4. Invest in some good running shoes. I cannot stress this enough. So many people run in shoes that are years old and don’t realize the harm they are doing to their bodies. Running shoes should typically get about 300 miles in them before needing to retire. Any more than that can attribute to knee and joint problems, something I learned too well when I started having problems with my IT band (the ligament connecting from the hip to the knee) and had to stop running for a few months to recover. No fun at all.
Need I say more? If you have plans to meet up with someone for a run it makes it really hard to hit that snooze button on your alarm. It also helps with accountability if you have other people running with you–even if it’s a four legged furry friend like mine.
6. Drink your water. Hydrating before and after workouts is key! I usually drink a huge glass of water when I wake up and then a few more after my run. Carry a reusable water bottle with you all day to remind you to drink up!

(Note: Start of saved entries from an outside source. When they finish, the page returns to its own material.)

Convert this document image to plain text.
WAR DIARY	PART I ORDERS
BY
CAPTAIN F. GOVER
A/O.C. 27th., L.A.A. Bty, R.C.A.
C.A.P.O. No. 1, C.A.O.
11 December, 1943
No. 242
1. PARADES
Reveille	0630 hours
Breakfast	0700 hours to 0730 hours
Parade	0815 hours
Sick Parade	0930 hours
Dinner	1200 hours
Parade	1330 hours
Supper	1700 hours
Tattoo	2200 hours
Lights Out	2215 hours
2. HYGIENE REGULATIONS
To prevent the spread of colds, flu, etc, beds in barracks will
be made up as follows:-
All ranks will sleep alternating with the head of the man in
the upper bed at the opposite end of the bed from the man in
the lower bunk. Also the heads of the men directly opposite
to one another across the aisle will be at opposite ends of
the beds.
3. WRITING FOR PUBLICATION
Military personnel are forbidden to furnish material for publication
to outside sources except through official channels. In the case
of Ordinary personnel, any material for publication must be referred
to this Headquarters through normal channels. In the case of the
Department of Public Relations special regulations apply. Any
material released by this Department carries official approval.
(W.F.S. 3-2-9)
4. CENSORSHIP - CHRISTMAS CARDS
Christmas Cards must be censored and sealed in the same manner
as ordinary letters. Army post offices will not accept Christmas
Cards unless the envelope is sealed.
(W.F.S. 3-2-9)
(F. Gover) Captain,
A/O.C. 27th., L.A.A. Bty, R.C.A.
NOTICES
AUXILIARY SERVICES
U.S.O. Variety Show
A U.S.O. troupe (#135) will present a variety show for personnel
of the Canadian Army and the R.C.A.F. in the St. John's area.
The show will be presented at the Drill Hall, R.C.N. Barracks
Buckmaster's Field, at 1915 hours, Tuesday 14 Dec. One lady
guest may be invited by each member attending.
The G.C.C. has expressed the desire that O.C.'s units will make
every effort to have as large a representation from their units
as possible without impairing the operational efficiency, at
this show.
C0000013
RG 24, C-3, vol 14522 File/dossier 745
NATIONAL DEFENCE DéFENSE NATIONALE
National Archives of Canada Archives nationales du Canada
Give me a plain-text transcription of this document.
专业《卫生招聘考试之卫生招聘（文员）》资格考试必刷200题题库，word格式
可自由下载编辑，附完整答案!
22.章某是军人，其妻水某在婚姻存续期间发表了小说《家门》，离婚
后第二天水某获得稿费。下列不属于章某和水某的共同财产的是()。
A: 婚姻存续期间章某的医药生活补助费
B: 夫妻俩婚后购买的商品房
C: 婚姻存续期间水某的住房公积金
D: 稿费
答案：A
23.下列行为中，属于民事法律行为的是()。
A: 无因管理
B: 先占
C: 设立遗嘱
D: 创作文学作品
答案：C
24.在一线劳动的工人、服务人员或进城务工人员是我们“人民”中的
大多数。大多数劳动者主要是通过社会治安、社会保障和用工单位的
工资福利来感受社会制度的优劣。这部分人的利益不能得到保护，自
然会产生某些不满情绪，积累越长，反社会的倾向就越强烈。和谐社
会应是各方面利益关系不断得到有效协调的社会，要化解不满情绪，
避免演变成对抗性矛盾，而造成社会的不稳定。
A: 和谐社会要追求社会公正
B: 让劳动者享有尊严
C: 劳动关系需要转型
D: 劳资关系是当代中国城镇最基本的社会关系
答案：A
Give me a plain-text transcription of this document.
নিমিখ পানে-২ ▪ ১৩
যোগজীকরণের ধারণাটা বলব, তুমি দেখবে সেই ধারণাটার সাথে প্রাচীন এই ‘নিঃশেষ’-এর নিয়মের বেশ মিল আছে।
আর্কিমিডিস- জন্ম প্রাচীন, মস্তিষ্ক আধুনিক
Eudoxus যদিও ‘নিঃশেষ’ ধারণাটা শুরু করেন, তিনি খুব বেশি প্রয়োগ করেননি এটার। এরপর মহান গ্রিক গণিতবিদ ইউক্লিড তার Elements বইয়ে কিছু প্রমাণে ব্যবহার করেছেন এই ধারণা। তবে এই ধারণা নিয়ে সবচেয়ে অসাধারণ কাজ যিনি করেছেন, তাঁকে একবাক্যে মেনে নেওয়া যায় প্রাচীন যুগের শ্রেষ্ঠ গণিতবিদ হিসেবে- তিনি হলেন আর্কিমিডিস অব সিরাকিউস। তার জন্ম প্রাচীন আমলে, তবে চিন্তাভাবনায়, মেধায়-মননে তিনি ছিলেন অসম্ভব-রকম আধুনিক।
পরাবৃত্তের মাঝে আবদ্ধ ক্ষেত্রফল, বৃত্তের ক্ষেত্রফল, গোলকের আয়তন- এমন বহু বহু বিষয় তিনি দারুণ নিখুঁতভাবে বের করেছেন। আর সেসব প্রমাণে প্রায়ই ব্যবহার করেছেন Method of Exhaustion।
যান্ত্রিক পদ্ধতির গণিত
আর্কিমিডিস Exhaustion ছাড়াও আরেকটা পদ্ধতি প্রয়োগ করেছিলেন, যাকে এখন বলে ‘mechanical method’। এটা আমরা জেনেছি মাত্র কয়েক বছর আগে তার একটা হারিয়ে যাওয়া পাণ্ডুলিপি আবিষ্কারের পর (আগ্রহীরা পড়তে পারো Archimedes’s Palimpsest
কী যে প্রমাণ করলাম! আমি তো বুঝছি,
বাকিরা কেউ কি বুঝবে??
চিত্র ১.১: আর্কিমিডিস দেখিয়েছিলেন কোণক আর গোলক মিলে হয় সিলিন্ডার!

7. Refuel with a protein packed breakfast. This is something I didn’t get a good grasp on until recently. I would run and think I could eat whatever I wanted throughout the day, without paying attention to the nutrients I was feeding my body with. Through several health problems, advice from doctors and tons of research, I learned that I was in no way eating enough protein for my activity level. I was only having about 20g of protein a day when I should’ve been having close to 60g! Since being more conscious of my protein intake, I have had so much more energy and stamina to run. Some of my go-to breakfasts are eggs or steel cut oats with nut butter, try to stay away from sugary foods that won’t keep you full for very long or help your muscles to recover. Its also important to fuel within 30 min of your workout to give your muscles the optimum amount of recovery.